A pesquisa conta com o apoio da Fundação de Amparo à Pesquisa de Alagoas (Fapeal), que outorgou para o estudo R$ 38 mil em recursos específicos oriundos do Ministério Público do Trabalho (MPT). A procuradora do Trabalho Virgínia Ferreira destaca a importância da obtenção de diagnóstico do trabalho infantil na cidade de Maceió.
“O diagnóstico servirá como subsídio norteador para a adoção de políticas públicas mais efetivas com o objetivo de enfrentamento a essa chaga ainda tão presente em nossa sociedade”, declara a jurista, que também é titular regional da Coordenadoria Nacional de Combate à Exploração do Trabalho da Criança e Adolescente (Coordinfância).
Atuação
“Nossa proposta de abarcar os mercados públicos e feiras livres têm o objetivo de atingir toda a periferia de Maceió”, conta a professora Márcia Iara.

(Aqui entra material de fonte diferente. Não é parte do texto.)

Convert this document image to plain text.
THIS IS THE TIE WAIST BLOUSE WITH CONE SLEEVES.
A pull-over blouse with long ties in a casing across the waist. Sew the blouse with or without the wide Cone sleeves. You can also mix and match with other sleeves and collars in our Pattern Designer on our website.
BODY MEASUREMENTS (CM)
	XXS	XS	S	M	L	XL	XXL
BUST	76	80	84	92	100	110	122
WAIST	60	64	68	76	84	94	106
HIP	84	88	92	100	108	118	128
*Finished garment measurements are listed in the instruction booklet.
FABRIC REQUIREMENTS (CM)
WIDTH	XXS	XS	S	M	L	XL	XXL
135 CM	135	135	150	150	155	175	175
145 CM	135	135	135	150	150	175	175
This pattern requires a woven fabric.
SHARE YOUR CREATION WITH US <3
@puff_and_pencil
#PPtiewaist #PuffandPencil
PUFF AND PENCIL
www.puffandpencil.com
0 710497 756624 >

O trabalho é feito a partir da aplicação de questionários e da realização de oficinas nas escolas da rede pública municipal, localizadas no entorno destes espaços.
“A princípio, propusemos 200 questionários por escola, mas as realidades têm sido bem distintas: há escolas que têm 800 crianças e escolas que não chegam a ter nem 300”, explica a pesquisadora.
A pesquisa se conecta a um projeto em âmbito nacional do MPT em escolas, que têm como objetivo levar aos professores uma ação educativa para a discussão do trabalho infantil, para que o tema seja absorvido pelos docentes e se torne transversal no conteúdo escolar. A participação das assistentes socais atuantes nas próprias escolas também é um ponto relevante.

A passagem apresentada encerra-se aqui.